# Amr Hacoglu - #GRIPAUGUST2024

# 📝 #2 K-Means Clustering: Predicting Optimal Number of Clusters for Iris Dataset

## 📋 Overview
This notebook demonstrates the use of unsupervised machine learning, specifically K-Means clustering, to predict the optimal number of clusters in the Iris dataset. The following steps will be covered:

1. Importing Libraries
1. Loading and Displaying the Iris Dataset
1. Finding the Optimal Number of Clusters using the Elbow Method
1. Applying K-Means Clustering and Visualizing the Results

Let's get started! 🚀

# Importing Libraries #

In [None]:
import numpy as np
import pandas as pd
from sklearn import datasets
import matplotlib.pyplot as plt
from sklearn.cluster import KMeans

# Loading and Displaying the Iris Dataset

In [None]:
iris = datasets.load_iris()
iris_df = pd.DataFrame(iris.data, columns = iris.feature_names)
iris_df.head() 

# Finding the Optimal Number of Clusters using the Elbow Method

In [None]:
# Extract the feature data
X = iris_df.values

# Perform the elbow method to find the optimal number of clusters
wcss = []
for i in range(1, 11):
    kmeans = KMeans(n_clusters=i, init='k-means++', max_iter=300, n_init=10, random_state=0)
    kmeans.fit(X)
    wcss.append(kmeans.inertia_)

# Plot the elbow curve
plt.plot(range(1, 11), wcss)
plt.title('The Elbow Method')
plt.xlabel('Number of clusters')
plt.ylabel('WCSS')
plt.show()

*The plot shows that the elbow point is at 3 clusters, so the optimal number of clusters for the Iris dataset is 3.*

# Applying K-Means Clustering and Visualizing the Results

In [None]:
# Apply K-Means clustering with 3 clusters
kmeans = KMeans(n_clusters=3, init='k-means++', max_iter=300, n_init=10, random_state=0)
y_kmeans = kmeans.fit_predict(X)

# Visualize the clusters
plt.scatter(X[y_kmeans == 0, 0], X[y_kmeans == 0, 1], s=70, c='Green', label='Iris-setosa')
plt.scatter(X[y_kmeans == 1, 0], X[y_kmeans == 1, 1], s=70, c='orange', label='Iris-versicolor')
plt.scatter(X[y_kmeans == 2, 0], X[y_kmeans == 2, 1], s=70, c='purple', label='Iris-virginica')

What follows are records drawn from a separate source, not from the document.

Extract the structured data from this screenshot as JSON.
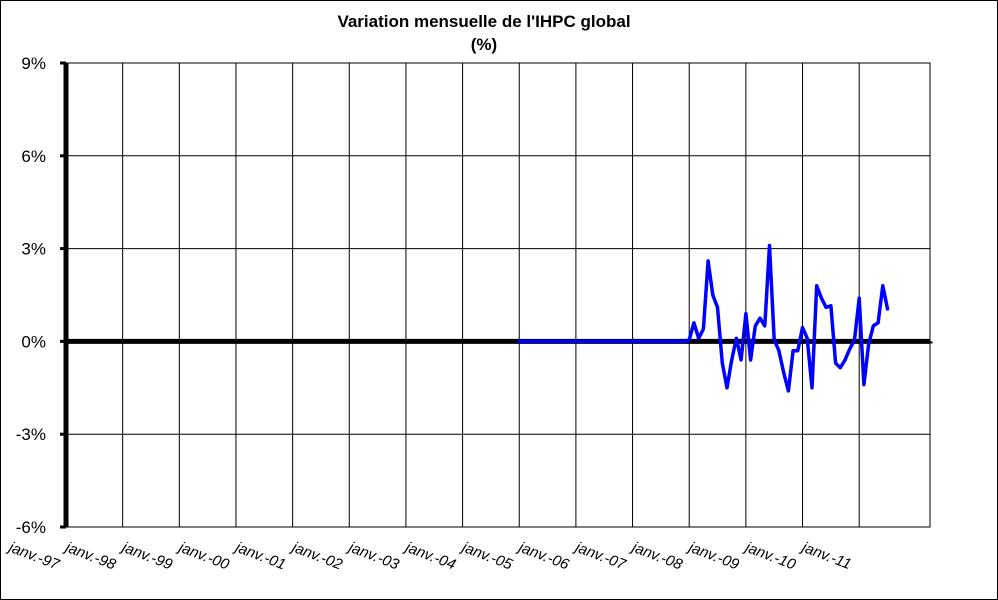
{
  "chart_data": {
    "type": "line",
    "title": "Variation mensuelle de l'IHPC global",
    "subtitle": "(%)",
    "xlabel": "",
    "ylabel": "",
    "ylim": [
      -6,
      9
    ],
    "yticks": [
      9,
      6,
      3,
      0,
      -3,
      -6
    ],
    "ytick_labels": [
      "9%",
      "6%",
      "3%",
      "0%",
      "-3%",
      "-6%"
    ],
    "xlim": [
      "1997-01",
      "2012-04"
    ],
    "xticks": [
      "1997-01",
      "1998-01",
      "1999-01",
      "2000-01",
      "2001-01",
      "2002-01",
      "2003-01",
      "2004-01",
      "2005-01",
      "2006-01",
      "2007-01",
      "2008-01",
      "2009-01",
      "2010-01",
      "2011-01"
    ],
    "xtick_labels": [
      "janv.-97",
      "janv.-98",
      "janv.-99",
      "janv.-00",
      "janv.-01",
      "janv.-02",
      "janv.-03",
      "janv.-04",
      "janv.-05",
      "janv.-06",
      "janv.-07",
      "janv.-08",
      "janv.-09",
      "janv.-10",
      "janv.-11"
    ],
    "grid": true,
    "legend": "none",
    "colors": {
      "series": "#0000ff",
      "zero_line": "#000000",
      "grid": "#000000"
    },
    "series": [
      {
        "x": [
          "2005-01",
          "2005-02",
          "2005-03",
          "2005-04",
          "2005-05",
          "2005-06",
          "2005-07",
          "2005-08",
          "2005-09",
          "2005-10",
          "2005-11",
          "2005-12",
          "2006-01",
          "2006-02",
          "2006-03",
          "2006-04",
          "2006-05",
          "2006-06",
          "2006-07",
          "2006-08",
          "2006-09",
          "2006-10",
          "2006-11",
          "2006-12",
          "2007-01",
          "2007-02",
          "2007-03",
          "2007-04",
          "2007-05",
          "2007-06",
          "2007-07",
          "2007-08",
          "2007-09",
          "2007-10",
          "2007-11",
          "2007-12",
          "2008-01",
          "2008-02",
          "2008-03",
          "2008-04",
          "2008-05",
          "2008-06",
          "2008-07",
          "2008-08",
          "2008-09",
          "2008-10",
          "2008-11",
          "2008-12",
          "2009-01",
          "2009-02",
          "2009-03",
          "2009-04",
          "2009-05",
          "2009-06",
          "2009-07",
          "2009-08",
          "2009-09",
          "2009-10",
          "2009-11",
          "2009-12",
          "2010-01",
          "2010-02",
          "2010-03",
          "2010-04",
          "2010-05",
          "2010-06",
          "2010-07",
          "2010-08",
          "2010-09",
          "2010-10",
          "2010-11",
          "2010-12",
          "2011-01",
          "2011-02",
          "2011-03",
          "2011-04",
          "2011-05",
          "2011-06",
          "2011-07"
        ],
        "y": [
          0,
          0,
          0,
          0,
          0,
          0,
          0,
          0,
          0,
          0,
          0,
          0,
          0,
          0,
          0,
          0,
          0,
          0,
          0,
          0,
          0,
          0,
          0,
          0,
          0,
          0,
          0,
          0,
          0,
          0,
          0,
          0,
          0,
          0,
          0,
          0,
          0.05,
          0.6,
          0.1,
          0.4,
          2.6,
          1.5,
          1.1,
          -0.7,
          -1.5,
          -0.6,
          0.1,
          -0.6,
          0.9,
          -0.6,
          0.5,
          0.75,
          0.5,
          3.1,
          0.05,
          -0.3,
          -1.0,
          -1.6,
          -0.3,
          -0.3,
          0.45,
          0.1,
          -1.5,
          1.8,
          1.4,
          1.1,
          1.15,
          -0.7,
          -0.85,
          -0.6,
          -0.25,
          0.05,
          1.4,
          -1.4,
          -0.1,
          0.5,
          0.6,
          1.8,
          1.05
        ]
      }
    ]
  }
}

# Plot the centroids of the clusters
plt.scatter(kmeans.cluster_centers_[:, 0], kmeans.cluster_centers_[:, 1], s=100, c='red', label='Centroids')
plt.title('K-Means Clustering')
plt.xlabel('Sepal Length')
plt.ylabel('Sepal Width')
plt.legend()
plt.show()

*The plot shows the 3 clusters identified by the K-Means algorithm, along with the centroids of each cluster.*